Proposition 3 : réutiliser les formes d’identité en place qui couvrent déjà une partie très significative de la population, mettre l’accent sur leur intégration avec l’identité fondamentale et sur l’enregistrement de ceux qui n’ont aucune forme d’identité.
Impliquer les parties prenantes locales
La proximité étant primordiale, il est important d’intégrer les parties prenantes locales qui ont accès aux populations : administrations locales, chefs de communautés, établissements et personnels de santé…
Ceux-ci ont un accès direct ainsi que la confiance de la population : ils peuvent être des barrières s’ils ne se sentent pas impliqués ; à contrario ils seront moteurs s’ils sont parties prenantes.
Proposition 4 : utiliser les moyens locaux existants (locaux, personnels, réseaux), qu’ils soient publics ou privés.
4 / Développer l’attractivité et lever les craintes, passer des messages forts en particulier pour l’enregistrement des enfants
La prise de décision pour un individu de se faire enregistrer s’effectue en comparant les bénéfices immédiats versus les contraintes et les peurs.

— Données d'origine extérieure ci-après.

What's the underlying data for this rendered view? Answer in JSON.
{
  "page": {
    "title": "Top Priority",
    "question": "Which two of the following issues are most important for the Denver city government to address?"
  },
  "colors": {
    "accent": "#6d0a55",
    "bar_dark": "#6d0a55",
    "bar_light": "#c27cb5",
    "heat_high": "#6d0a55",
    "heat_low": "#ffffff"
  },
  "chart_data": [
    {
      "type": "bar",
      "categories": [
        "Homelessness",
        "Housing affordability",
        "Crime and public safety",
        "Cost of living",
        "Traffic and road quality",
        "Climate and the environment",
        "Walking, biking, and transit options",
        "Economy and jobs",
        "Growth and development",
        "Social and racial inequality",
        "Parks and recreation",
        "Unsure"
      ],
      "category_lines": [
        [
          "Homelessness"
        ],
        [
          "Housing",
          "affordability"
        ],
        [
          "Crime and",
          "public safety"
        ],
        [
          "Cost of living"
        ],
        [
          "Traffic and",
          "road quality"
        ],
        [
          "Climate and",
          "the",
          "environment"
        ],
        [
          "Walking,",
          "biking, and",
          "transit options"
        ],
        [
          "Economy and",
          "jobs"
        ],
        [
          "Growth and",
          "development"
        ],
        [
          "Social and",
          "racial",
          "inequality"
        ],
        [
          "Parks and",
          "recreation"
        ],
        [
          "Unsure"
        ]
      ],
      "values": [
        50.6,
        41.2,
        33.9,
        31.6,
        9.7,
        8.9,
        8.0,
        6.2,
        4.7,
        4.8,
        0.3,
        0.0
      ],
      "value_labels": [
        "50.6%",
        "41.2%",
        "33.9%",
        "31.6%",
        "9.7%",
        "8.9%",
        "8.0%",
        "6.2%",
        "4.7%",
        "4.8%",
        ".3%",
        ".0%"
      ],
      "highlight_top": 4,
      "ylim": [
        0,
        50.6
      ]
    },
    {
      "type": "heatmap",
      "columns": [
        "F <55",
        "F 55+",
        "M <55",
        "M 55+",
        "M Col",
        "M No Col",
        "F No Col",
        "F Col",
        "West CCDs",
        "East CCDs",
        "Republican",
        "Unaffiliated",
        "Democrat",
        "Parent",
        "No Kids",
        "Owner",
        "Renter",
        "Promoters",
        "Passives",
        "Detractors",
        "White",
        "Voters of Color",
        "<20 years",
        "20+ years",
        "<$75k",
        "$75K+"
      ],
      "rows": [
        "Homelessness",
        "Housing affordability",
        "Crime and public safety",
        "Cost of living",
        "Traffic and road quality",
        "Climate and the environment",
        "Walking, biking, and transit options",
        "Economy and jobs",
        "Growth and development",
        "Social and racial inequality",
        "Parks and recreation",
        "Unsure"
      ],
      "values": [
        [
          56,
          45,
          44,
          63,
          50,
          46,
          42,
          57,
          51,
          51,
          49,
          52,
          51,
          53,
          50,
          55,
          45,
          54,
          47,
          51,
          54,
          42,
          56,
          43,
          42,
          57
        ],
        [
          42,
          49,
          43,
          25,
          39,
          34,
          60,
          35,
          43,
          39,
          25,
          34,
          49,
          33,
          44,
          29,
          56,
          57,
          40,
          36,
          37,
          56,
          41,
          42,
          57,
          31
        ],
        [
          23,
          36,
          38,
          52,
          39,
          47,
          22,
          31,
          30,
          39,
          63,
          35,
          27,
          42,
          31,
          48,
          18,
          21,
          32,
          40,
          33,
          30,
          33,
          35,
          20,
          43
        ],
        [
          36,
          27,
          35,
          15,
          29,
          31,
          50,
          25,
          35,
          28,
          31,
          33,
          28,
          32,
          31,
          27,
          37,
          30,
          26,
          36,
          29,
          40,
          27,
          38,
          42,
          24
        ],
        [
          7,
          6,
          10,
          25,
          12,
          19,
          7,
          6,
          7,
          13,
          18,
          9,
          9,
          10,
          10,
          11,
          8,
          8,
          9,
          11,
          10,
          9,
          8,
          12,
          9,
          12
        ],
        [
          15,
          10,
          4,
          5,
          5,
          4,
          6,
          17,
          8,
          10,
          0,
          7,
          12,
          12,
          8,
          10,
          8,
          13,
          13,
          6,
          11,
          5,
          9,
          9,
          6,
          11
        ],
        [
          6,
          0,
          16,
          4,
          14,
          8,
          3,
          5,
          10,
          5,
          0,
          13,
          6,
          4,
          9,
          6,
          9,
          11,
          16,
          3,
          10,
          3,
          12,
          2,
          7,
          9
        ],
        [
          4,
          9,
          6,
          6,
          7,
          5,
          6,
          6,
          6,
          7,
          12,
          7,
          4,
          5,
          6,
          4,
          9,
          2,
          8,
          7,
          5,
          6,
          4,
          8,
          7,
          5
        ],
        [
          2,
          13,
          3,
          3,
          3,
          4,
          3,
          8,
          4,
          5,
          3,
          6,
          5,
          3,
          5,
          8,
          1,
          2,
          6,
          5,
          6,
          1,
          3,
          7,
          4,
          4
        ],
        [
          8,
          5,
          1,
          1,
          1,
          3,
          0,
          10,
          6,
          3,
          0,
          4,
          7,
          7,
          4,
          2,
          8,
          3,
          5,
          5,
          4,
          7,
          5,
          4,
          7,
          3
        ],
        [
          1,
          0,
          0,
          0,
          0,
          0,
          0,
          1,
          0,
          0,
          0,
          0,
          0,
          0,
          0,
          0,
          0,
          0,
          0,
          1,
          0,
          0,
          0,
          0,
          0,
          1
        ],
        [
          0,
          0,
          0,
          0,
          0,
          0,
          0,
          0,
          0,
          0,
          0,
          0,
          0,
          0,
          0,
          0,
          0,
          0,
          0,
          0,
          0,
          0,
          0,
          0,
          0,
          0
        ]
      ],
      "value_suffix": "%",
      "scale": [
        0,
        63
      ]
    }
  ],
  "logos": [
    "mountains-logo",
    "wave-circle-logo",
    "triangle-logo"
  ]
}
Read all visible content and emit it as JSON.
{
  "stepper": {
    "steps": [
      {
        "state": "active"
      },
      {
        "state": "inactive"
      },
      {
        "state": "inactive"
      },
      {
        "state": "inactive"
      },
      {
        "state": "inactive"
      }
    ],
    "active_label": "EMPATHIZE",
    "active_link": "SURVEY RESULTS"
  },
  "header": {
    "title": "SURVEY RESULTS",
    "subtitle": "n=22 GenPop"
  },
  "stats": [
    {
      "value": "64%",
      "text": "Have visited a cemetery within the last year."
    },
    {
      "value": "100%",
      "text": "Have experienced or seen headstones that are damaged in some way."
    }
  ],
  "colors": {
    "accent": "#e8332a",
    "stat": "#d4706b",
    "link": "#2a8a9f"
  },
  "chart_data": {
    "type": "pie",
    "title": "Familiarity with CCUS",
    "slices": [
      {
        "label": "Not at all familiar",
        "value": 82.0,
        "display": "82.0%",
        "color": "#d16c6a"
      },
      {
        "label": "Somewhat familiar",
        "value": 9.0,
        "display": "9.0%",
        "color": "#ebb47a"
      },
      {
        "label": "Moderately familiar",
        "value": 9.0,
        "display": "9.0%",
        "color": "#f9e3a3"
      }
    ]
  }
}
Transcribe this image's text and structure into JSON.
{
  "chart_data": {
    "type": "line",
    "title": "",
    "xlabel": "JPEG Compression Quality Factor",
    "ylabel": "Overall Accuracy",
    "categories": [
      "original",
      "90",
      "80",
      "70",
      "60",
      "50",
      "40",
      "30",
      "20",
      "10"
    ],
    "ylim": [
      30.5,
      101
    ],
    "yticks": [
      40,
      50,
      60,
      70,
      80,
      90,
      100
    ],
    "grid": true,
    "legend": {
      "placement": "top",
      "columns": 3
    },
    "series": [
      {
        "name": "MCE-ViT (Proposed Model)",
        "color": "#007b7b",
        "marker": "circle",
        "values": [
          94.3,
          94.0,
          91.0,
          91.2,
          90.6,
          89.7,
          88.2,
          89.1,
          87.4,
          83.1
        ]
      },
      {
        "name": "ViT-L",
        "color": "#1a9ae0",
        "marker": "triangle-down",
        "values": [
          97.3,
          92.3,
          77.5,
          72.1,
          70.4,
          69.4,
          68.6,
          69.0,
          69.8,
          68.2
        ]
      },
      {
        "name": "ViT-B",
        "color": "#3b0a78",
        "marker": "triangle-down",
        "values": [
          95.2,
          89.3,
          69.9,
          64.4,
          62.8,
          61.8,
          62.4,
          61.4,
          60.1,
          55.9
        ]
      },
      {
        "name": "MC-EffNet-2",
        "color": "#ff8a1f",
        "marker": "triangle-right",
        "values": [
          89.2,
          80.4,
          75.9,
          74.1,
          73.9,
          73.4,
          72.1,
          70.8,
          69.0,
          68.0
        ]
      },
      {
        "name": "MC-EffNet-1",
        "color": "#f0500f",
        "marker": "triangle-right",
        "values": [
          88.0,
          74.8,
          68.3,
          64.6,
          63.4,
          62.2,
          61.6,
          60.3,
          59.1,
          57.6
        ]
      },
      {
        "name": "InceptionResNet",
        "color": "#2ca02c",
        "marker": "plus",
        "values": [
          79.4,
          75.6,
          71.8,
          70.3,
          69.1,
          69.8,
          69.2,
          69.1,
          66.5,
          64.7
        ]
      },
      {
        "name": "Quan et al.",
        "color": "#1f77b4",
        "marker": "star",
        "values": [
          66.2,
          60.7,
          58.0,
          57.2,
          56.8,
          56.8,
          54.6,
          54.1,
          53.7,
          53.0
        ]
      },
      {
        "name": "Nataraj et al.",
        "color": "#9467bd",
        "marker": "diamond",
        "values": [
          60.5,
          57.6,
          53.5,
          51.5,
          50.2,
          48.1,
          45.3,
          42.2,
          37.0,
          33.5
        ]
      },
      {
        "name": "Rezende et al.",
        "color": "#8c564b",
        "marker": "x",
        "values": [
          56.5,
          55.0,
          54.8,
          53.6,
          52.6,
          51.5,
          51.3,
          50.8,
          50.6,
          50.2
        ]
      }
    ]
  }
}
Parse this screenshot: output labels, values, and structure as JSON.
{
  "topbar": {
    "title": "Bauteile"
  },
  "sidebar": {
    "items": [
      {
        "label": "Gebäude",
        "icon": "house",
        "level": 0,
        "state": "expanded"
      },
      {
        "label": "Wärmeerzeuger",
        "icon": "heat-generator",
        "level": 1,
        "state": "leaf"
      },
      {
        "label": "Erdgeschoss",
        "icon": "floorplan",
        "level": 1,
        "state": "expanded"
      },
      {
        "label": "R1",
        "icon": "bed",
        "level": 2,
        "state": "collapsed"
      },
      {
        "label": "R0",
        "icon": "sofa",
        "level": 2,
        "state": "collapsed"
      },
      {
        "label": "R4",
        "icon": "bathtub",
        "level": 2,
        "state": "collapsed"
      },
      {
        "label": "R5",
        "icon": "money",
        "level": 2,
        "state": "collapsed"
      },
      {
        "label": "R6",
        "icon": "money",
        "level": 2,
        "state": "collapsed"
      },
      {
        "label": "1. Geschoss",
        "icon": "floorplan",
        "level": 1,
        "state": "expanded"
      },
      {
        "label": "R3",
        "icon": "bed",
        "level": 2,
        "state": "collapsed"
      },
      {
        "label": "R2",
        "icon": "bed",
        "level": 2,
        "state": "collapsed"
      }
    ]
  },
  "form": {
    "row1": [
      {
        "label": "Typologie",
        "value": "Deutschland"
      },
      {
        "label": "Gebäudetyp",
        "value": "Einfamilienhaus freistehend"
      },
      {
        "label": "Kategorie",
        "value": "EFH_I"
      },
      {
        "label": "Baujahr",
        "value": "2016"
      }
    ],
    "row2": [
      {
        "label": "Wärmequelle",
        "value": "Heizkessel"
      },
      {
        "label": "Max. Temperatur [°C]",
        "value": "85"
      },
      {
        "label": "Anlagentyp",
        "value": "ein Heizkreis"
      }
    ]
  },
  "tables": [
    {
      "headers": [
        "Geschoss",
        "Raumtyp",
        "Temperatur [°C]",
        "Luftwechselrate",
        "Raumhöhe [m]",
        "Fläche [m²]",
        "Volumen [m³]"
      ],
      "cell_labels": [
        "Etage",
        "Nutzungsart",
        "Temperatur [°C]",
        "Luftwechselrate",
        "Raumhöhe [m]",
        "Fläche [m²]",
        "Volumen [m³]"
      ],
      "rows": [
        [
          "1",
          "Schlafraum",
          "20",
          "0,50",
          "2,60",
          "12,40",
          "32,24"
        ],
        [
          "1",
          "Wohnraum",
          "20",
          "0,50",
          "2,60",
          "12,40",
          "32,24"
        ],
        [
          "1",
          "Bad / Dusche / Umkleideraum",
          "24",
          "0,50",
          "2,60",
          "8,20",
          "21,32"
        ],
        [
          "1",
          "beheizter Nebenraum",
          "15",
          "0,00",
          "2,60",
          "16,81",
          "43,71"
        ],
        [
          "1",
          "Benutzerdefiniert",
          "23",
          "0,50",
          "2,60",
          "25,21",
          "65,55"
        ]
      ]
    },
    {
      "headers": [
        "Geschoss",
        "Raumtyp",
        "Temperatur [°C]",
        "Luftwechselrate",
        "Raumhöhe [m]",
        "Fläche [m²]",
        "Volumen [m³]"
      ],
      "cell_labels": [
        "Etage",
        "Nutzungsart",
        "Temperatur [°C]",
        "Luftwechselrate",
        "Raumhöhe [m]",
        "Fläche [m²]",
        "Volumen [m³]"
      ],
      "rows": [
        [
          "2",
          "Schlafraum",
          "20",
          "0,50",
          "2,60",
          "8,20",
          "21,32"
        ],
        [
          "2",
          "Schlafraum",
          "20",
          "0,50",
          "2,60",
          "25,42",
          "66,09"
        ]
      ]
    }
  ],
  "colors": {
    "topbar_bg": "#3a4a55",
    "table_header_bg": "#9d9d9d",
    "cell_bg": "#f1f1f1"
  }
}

Il convient donc de bien identifier les bénéfices et de mitiger les craintes, ensuite de les porter par une communication envers la population.
Afin de bien préparer la communication à la population, des études préalables sont nécessaires pour effectuer la taxonomie des avantages obtenus par l’identification ainsi que des barrières psychologiques à lever ; celles-ci peuvent être personnelles, culturelles, familiales, religieuses, financières…
Proposition 5 : le design des programmes d’identité doit compter avec une fine connaissance des problématiques des populations pour identifier ce qui influencera la décision de s’enregistrer. Ceci nécessite bien sûr une étude sur le terrain avec des locaux.
5 / Prévoir des solutions de contournement
Nous avons vu que pour atteindre l’inclusivité à 100 %, il est nécessaire de connaître les raisons qui freinent l’enregistrement et de les adresser par des solutions spécifiques.
Cela implique que le processus d’enregistrement soit capable de les détecter et de les adresser, et donc d’avoir la capacité de s’adapter quand des cas exotiques sont identifiés.
Proposition 6 : au-delà des processus nominaux, le système d’identité doit compter avec une panoplie de processus en mode dégradé pour gérer les cas exotiques et offrir la flexibilité pour gérer ceux non prévus.
Conclusions
Une identification inclusive doit être intelligente et non pas mécanique.
Elle doit tirer parti des technologies et de l’expérience des autres pays, mais elle doit savoir s’adapter aux contextes locaux en adaptant les procédures et en choisissant les bonnes technologies.
Elle doit aussi prendre en compte les cas les plus exotiques, être flexible, éviter les critères éliminatoires en offrant des solutions de contournement au cas par cas.
Elle doit finalement tirer bénéfices de l’ensemble des assets qui sont déjà en place : formes d’identité, infrastructures, données, communautés.
Résumé des propositions
- Plus de mobilité. Intégrer plus de mobilité dans l’enregistrement de l’identité pour couvrir les zones les plus isolées.
- Hors-ligne / 2G. L’enregistrement doit être disponible en mode hors-ligne et tirer parti des réseaux 2G.
- Réutilisation. Réutiliser les formes d’identité déjà en place qui peuvent déjà couvrir une partie très significative de la population, mettre l’accent sur leur intégration avec l’identité centrale et sur l’enregistrement de ceux qui n’ont aucune forme d’identité.
- Capacités locales. Utiliser les capacités locales existantes (locaux, personnels, réseaux), qu’elles soient publiques ou privées.
- Motiver. Le design des programmes d’identité doit compter avec une fine connaissance des populations pour identifier ce qui influencera la décision de s’enregistrer. Ceci nécessite bien sûr une étude locale.
- Contournements. Au-delà des processus nominaux, le système d’identité doit compter avec une panoplie de processus en mode dégradé pour gérer les cas exotiques et offrir la flexibilité qui empêchera l’exclusion.